How many seconds after launch will the rocket be 730 ft above the ground? Round to the nearest hundredth of a second.
solve
730 = -16t^2 + 250t
16t^2 - 250t + 730 = 0
(use the quadratic equation formula)
To find how many seconds after launch the rocket will be 730 ft above the ground, we need to solve the equation h = 730 for t.
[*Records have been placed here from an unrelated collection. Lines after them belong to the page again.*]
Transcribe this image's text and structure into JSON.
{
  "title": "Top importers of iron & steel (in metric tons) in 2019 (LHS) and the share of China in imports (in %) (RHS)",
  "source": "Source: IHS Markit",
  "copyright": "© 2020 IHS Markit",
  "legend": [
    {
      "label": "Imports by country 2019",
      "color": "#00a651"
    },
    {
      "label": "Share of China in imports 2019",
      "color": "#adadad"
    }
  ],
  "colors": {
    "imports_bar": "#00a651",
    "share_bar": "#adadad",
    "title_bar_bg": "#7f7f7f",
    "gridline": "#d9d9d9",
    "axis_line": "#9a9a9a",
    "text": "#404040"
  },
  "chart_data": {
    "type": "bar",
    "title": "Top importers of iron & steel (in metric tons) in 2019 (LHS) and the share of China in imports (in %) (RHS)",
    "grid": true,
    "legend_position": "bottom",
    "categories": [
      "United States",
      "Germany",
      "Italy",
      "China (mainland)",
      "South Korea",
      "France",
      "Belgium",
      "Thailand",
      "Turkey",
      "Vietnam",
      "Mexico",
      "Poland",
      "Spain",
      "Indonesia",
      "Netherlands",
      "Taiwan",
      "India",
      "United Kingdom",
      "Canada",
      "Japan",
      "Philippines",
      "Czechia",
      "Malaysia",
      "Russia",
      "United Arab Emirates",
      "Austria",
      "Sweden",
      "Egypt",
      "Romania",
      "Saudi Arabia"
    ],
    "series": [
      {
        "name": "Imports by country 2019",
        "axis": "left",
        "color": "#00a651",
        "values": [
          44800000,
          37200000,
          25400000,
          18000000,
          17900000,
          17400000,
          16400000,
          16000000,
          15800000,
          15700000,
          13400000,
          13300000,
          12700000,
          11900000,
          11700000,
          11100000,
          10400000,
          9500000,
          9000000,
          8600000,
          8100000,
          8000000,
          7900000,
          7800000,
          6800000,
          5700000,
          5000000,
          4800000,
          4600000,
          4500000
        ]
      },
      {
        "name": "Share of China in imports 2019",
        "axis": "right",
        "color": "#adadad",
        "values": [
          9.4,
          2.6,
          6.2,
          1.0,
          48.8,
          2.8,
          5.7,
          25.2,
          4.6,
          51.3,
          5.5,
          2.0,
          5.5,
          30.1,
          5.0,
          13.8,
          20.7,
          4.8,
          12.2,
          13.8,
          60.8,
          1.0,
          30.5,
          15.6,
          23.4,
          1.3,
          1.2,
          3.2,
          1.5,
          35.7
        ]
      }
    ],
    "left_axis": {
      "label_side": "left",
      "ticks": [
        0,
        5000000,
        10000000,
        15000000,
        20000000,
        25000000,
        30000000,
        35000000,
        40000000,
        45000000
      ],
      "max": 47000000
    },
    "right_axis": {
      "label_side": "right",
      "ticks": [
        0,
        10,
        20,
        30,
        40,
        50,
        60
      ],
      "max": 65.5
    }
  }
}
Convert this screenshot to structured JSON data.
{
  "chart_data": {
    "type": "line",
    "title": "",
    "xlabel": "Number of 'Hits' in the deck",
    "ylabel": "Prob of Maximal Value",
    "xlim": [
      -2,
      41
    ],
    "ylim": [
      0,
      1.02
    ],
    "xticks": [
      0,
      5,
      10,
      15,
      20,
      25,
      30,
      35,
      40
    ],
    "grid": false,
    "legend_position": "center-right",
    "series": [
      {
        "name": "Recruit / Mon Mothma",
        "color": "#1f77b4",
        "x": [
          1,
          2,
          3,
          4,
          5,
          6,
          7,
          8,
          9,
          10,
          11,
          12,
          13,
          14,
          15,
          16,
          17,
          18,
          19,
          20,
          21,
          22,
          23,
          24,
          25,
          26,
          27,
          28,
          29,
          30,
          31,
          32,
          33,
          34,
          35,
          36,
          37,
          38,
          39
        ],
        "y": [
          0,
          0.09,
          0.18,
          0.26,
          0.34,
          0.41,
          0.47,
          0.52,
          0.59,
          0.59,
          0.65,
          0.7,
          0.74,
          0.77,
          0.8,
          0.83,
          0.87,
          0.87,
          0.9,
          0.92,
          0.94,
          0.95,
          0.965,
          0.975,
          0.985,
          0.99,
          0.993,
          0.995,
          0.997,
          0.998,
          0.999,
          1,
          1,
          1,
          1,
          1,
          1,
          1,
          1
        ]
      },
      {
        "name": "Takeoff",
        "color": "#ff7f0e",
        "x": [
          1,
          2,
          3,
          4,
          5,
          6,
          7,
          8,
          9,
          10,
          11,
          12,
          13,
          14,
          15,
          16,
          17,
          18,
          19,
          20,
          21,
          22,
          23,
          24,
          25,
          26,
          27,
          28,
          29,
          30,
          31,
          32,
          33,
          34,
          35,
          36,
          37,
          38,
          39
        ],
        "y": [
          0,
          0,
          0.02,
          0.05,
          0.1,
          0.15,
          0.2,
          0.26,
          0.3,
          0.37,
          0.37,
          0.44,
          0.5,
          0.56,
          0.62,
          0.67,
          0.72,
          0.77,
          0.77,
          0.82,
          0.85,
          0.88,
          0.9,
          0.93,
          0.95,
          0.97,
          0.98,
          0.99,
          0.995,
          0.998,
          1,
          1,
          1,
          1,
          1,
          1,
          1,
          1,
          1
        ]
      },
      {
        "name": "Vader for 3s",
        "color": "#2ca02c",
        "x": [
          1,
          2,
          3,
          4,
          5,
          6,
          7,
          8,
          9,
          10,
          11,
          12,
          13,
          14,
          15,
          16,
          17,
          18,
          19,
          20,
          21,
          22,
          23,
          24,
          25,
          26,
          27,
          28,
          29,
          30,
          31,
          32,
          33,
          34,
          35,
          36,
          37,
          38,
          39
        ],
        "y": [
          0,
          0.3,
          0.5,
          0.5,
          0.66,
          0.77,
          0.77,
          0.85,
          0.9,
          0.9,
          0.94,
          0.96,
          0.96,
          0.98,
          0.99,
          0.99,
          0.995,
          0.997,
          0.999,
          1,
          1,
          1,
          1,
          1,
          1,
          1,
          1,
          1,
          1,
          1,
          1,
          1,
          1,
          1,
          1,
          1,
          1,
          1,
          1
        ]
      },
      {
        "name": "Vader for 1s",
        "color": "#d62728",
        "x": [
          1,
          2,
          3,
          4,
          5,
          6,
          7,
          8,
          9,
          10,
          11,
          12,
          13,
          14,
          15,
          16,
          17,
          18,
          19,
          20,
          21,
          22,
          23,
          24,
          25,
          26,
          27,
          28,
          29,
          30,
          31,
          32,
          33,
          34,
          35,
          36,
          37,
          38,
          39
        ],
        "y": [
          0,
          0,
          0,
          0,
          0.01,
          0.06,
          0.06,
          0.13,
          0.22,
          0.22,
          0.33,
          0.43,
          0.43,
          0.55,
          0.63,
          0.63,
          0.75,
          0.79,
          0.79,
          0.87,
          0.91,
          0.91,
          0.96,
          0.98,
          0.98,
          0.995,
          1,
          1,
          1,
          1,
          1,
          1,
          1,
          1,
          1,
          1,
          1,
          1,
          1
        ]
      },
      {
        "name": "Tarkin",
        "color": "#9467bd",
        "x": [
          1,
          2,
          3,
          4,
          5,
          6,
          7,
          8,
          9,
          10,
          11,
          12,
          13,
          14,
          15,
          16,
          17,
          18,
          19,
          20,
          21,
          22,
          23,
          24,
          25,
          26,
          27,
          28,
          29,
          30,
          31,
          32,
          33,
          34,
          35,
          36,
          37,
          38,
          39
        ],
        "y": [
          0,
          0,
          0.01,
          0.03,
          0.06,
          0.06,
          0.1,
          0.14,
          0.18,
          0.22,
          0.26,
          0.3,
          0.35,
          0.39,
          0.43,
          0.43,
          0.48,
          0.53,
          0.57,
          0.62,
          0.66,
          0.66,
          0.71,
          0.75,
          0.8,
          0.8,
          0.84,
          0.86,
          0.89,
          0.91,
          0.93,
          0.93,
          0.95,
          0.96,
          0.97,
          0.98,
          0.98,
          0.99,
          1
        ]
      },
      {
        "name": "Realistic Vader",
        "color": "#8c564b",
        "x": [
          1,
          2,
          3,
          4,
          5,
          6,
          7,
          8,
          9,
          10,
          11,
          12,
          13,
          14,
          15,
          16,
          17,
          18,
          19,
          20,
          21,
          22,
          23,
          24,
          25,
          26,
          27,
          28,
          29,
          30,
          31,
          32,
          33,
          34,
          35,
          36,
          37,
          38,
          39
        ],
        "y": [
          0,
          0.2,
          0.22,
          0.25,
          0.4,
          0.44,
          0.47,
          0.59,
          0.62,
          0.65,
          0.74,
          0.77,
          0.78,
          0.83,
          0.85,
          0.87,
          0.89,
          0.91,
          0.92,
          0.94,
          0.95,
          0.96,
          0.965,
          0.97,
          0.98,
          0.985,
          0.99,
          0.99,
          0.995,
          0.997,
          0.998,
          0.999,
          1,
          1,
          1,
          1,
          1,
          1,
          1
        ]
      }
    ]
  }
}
In this case, the equation is:
-16t^2 + 250t = 730
To solve this quadratic equation, we can rearrange it to:
16t^2 - 250t + 730 = 0
Next, we can use the quadratic formula, which states that for an equation of the form ax^2 + bx + c = 0, the solutions for x are given by:
x = (-b ± √(b^2 - 4ac)) / (2a)
In our equation, a = 16, b = -250, and c = 730. Substituting these values into the quadratic formula, we have:
t = (-(-250) ± √((-250)^2 - 4 * 16 * 730)) / (2 * 16)
Simplifying further:
t = (250 ± √(62500 - 46720)) / 32
t = (250 ± √15780) / 32
Now, we have two possible solutions for t:
t1 = (250 + √15780) / 32
t2 = (250 - √15780) / 32
Calculating these two values:
t1 ≈ 13.07 seconds
t2 ≈ 12.68 seconds
Therefore, the rocket will be 730 ft above the ground approximately 13.07 seconds and 12.68 seconds after launch.